Photo : Arizona, 1971, série Kodachrome, Edward Grazda.

Entre générations :

« […] 98 % des vieillards, même isolés, n’acceptent la vie communautaire qu’en dernier ressort. Leur « chez soi » est le dernier lien tangible qui les rattache à leur vie passée, à leur personnalité. C’est en quelque sorte le garant de leur intégrité psychique et physique, la preuve matérielle que, en dépit de la décrépitude, quelque chose en eux n’a pas changé. Tant qu’ils sont chez eux, les vieux continuent de vivre […]. À l’hospice, tout est fini. Ils ne sont plus […] qu’un vieux parmi d’autres. Tant qu’ils sont chez eux, la vieillesse peut n’être qu’une apparence. À l’hospice, elle devient un état social, presque une profession » (Patrick Ravignant, Vieillir n’est pas dégoutant, le nouveau Planète no 3, décembre 1968-janvier 1969, p. 24).

Photo : sans titre, série On the Bowery, 1971, Edward Grazda.

Ou entre communautés :

« Les citoyens « blancs » des États-Unis ne manifestent, aujourd’hui, aucun désir d’accepter le moindre sacrifice pour que disparaisse l’inégalité économique et culturelle de leurs concitoyens « noirs » : plus de 10% de la population. Mais il est nécessaire que se transforme [leur] psychologie de telle sorte qu’ils acceptent, au seul nom de la pérennité de la civilisation, de soutenir leur gouvernement et les efforts du monde entier dans l’œuvre de transformer l’économie, la technique et le niveau de vie des millions d’hommes (ce qui, évidemment, provoquera un sérieux ralentissement du rythme d’expansion économique) » (Andreï Sakharov, Le texte complet du rapport Sakharov, le nouveau Planète no 3, décembre 1968-janvier 1969, p. 61).

Photo : sans titre, série Mean Streets NYC, 1970-1985, Edward Grazda.
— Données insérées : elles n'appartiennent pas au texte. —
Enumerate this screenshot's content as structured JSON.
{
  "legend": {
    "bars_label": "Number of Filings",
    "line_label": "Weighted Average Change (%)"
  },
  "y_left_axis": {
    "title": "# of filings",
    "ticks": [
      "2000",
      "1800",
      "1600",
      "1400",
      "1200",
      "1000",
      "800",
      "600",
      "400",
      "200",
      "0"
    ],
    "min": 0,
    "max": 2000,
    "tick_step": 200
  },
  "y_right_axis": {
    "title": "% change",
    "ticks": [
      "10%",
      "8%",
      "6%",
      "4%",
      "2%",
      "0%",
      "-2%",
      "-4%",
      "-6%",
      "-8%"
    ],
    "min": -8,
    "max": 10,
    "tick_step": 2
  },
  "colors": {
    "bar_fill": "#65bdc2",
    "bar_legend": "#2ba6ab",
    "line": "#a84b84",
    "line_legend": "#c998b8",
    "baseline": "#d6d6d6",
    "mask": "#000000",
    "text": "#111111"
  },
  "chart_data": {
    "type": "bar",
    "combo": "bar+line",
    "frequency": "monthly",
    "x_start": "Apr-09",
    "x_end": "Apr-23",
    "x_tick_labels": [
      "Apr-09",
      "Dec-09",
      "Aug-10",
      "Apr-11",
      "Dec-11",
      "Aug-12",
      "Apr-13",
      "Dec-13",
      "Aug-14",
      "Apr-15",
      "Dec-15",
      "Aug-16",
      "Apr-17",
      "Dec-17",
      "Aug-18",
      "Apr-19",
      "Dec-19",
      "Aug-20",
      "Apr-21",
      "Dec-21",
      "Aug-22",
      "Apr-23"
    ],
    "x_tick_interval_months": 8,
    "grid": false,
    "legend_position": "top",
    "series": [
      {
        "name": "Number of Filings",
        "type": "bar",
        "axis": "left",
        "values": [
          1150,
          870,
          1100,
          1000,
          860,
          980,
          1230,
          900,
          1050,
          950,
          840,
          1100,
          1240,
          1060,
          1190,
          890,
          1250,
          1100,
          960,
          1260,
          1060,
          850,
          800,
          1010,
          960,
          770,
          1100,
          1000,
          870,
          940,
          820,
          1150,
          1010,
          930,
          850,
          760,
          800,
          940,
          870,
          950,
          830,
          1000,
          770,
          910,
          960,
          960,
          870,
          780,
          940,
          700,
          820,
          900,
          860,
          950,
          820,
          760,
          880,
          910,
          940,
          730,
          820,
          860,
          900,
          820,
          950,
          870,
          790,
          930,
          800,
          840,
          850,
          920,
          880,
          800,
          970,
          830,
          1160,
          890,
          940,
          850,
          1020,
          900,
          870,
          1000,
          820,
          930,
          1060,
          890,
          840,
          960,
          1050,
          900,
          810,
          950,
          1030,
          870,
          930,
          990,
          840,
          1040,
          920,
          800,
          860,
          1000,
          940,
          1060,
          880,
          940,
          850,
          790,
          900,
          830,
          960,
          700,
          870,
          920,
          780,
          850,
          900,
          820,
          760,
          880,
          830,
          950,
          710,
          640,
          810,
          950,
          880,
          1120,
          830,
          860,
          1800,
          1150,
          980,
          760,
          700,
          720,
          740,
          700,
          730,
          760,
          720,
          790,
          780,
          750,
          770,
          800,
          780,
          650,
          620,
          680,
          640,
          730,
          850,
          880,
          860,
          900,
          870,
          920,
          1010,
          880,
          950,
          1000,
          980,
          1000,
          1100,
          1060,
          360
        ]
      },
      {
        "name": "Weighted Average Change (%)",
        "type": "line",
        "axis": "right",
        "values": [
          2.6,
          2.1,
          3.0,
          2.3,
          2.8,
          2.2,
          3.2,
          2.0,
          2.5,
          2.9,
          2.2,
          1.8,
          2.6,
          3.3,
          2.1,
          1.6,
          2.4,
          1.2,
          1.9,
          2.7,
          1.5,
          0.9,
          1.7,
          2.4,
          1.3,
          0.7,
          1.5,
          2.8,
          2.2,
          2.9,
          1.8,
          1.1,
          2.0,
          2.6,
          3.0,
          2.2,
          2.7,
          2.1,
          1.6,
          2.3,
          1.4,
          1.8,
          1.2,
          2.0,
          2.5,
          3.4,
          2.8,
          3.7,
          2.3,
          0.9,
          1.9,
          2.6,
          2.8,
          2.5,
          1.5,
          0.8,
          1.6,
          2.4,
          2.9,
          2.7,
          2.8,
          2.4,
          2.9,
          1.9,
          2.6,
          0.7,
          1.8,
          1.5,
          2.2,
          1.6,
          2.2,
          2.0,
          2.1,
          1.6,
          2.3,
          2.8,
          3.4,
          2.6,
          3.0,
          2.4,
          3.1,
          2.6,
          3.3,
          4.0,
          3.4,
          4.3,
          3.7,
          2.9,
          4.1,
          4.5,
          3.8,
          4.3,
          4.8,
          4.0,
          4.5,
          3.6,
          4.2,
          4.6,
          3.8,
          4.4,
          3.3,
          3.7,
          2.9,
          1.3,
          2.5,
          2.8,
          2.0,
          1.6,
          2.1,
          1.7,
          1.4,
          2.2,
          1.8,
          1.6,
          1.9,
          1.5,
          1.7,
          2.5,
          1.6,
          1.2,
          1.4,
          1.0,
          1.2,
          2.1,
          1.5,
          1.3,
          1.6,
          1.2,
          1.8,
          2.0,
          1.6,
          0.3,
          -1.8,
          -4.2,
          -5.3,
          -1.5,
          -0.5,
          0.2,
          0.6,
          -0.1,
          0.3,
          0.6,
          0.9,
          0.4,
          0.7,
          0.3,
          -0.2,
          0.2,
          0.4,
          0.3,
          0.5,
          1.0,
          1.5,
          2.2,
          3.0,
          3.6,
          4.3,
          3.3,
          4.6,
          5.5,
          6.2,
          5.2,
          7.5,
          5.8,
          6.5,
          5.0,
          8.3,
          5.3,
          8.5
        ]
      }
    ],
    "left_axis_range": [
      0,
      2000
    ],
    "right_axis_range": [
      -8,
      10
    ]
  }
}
Autrement, alors que l’utilisation galopante de l’ordinateur dans une foule de domaines semblait promettre moins de travail et plus de loisirs, le « fantastique réalisme », serait-on tenté de de dire, du p.-d. g. du Club Méditerranée, Gilbert Trigano, apparaît pour le moins prémonitoire (je surligne) :

« Notre but le plus secret ce serait que, dans cinq ans, avec tout cet énorme éventail d’activités offertes, chacun de nous ne fasse plus rien, sauf s’interroger sur lui-même. Et il n’est pas exclu que l’on y arrive » (débat entre Jean Cazeneuve, Jean Fourastié et Gilbert Trigano, L’industrie de l’évasion : une mission ou un commerce ?, Planète no 34, mai-juin 1967, p. 134).

Alors que l’éventail des possibles est aujourd’hui étourdissant et que beaucoup, vissés à leur téléphone intelligent, préfèrent interroger leur image sur les réseaux sociaux, Trigano et ses techniciens du loisir pourraient bien y être arrivés.

Photo : Ho Chi Minh City, Vietnam, 1990, Edward Grazda.